Les combats se poursuivent à l'approche de la nouvelle année, et rien n'indique que les choses puissent changer de sitôt. La mort est la chose la plus courante ici, plus courante que les fêtes de fin d'année ou l'anniversaire de mon fils. Mais il semble qu'avant son premier anniversaire, il sera déjà un réfugié dans une quelconque partie du monde.
Mais aujourd’hui, les habitants de Rafah craignent que ce qui s'est produit dans d'autres parties de Gaza ne se produise ici aussi. Qu'est-ce qui va empêcher Israël d'envahir Rafah et d'ordonner à ses habitants de se rendre en Égypte ? Pour Israël, il s'agit d'une occasion historique de réaliser la deuxième Nakba.
Malgré cela, la résistance dans le nord de Gaza et à Khan Younis continue de se battre et l'armée israélienne subit de lourdes pertes. Ces pertes indiquent qu'Israël n'a pas été en mesure de détruire la résistance de Gaza ou d'éliminer le Hamas, comme il le prétend. À l'heure où j'écris ces lignes, et au cours des deux derniers mois, Israël n'a pas été en mesure d'atteindre ne serait-ce qu'un seul des objectifs qu'il avait publiquement fixés au début de la guerre. Israël affirme avoir pris le contrôle du nord, totalement rasé, y compris la ville de Gaza, Beit Lahia, Beit Hanoun, Jabaliya et le camp de réfugiés de Jabaliya. Pratiquement aucune maison ni aucun bâtiment n'est resté debout, et les forces israéliennes y opèrent depuis des mois, y compris les forces terrestres. Pourtant, c'est précisément à partir de ces zones que de nouveaux déluges de roquettes continuent d'être lancés sur Israël.

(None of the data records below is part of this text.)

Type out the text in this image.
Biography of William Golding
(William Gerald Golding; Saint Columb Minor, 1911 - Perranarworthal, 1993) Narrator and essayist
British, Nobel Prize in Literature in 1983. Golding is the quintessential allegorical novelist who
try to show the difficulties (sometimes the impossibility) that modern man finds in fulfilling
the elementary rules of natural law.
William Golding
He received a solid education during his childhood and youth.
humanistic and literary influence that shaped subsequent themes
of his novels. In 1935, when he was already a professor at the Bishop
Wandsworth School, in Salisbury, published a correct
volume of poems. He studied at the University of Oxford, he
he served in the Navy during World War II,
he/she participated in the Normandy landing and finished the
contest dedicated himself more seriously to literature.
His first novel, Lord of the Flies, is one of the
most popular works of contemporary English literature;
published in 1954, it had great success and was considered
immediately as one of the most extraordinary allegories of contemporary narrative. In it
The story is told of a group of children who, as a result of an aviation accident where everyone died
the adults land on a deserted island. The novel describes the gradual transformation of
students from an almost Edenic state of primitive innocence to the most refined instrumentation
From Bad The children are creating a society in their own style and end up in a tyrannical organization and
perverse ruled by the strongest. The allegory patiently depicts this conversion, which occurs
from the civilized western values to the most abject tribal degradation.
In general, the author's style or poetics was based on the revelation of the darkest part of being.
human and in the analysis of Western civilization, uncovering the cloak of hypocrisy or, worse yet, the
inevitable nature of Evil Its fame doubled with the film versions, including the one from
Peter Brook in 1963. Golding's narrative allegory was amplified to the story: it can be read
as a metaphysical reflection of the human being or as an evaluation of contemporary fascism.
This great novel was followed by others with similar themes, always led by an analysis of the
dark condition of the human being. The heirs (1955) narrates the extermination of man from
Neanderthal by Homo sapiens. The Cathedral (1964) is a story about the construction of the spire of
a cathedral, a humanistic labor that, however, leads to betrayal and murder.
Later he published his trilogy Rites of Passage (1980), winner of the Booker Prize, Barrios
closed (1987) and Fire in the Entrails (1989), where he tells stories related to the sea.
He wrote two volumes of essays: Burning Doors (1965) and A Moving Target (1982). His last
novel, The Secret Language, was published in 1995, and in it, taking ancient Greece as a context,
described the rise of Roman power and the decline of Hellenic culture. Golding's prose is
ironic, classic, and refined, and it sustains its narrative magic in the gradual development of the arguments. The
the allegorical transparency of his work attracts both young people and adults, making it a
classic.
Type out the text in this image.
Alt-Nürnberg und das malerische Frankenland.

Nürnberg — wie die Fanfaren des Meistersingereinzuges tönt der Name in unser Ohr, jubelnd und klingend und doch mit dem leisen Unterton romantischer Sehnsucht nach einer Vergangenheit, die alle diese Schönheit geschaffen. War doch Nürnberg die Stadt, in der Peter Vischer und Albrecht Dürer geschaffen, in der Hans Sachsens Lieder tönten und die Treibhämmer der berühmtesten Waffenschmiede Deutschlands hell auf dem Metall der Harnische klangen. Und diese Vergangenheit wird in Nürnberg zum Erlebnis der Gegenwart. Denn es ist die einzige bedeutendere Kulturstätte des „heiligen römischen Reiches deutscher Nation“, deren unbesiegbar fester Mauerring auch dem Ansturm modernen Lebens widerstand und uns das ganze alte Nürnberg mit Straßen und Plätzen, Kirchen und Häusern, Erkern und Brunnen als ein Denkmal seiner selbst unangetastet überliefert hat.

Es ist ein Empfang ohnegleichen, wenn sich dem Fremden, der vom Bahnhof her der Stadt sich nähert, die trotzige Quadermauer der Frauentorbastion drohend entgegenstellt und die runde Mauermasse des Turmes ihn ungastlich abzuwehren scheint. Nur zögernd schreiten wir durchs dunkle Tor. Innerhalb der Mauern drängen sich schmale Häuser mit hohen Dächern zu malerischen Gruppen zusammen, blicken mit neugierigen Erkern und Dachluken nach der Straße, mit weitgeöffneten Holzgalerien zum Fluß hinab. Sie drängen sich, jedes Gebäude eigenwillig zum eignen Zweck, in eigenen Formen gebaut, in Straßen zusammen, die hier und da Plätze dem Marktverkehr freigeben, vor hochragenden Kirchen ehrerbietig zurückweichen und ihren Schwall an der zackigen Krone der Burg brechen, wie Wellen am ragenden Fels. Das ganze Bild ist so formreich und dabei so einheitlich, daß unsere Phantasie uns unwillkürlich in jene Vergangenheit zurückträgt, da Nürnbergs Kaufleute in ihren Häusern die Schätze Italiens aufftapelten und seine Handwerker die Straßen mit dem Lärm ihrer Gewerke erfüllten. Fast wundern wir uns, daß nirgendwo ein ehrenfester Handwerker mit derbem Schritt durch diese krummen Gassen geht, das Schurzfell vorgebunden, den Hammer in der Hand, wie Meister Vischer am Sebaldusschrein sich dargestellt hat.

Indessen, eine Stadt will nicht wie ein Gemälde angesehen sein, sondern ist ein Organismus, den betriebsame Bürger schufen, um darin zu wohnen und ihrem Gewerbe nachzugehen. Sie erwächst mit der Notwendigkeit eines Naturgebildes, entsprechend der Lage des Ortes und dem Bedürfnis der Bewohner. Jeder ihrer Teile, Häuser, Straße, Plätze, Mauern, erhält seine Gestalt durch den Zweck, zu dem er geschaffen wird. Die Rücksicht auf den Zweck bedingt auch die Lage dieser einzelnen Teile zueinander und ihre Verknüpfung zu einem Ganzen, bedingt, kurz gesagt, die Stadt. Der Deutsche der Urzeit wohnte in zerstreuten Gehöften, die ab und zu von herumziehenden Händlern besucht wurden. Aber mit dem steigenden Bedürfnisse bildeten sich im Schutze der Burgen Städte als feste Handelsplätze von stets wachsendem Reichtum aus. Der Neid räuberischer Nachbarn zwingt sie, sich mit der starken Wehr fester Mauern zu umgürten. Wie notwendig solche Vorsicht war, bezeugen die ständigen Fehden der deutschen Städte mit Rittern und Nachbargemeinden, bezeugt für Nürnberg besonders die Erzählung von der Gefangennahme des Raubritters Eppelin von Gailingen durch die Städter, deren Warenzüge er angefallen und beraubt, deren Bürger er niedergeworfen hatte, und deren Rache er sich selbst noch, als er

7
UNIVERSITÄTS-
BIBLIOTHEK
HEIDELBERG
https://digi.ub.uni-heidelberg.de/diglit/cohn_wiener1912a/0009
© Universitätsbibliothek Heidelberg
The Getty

C'est pourquoi les habitants de Rafah sont convaincus qu'Israël va se tourner vers des cibles plus faciles. L'extension de l'offensive terrestre à Khan Younis et au sud de Gaza, où Israël a commis des massacres terrifiants, est perçue comme un indicateur de ce qui est à venir. En fait, le sentiment qui prévaut à Rafah est que, puisqu'Israël n'a pas été en mesure de réaliser d’avancée militaire significative pour gagner du terrain sur la résistance, il va déverser sa frustration sur les habitants de Rafah.
Et il vengera son orgueil blessé par des tueries aveugles, des massacres et le nettoyage ethnique de la population de Gaza dans le Sinaï.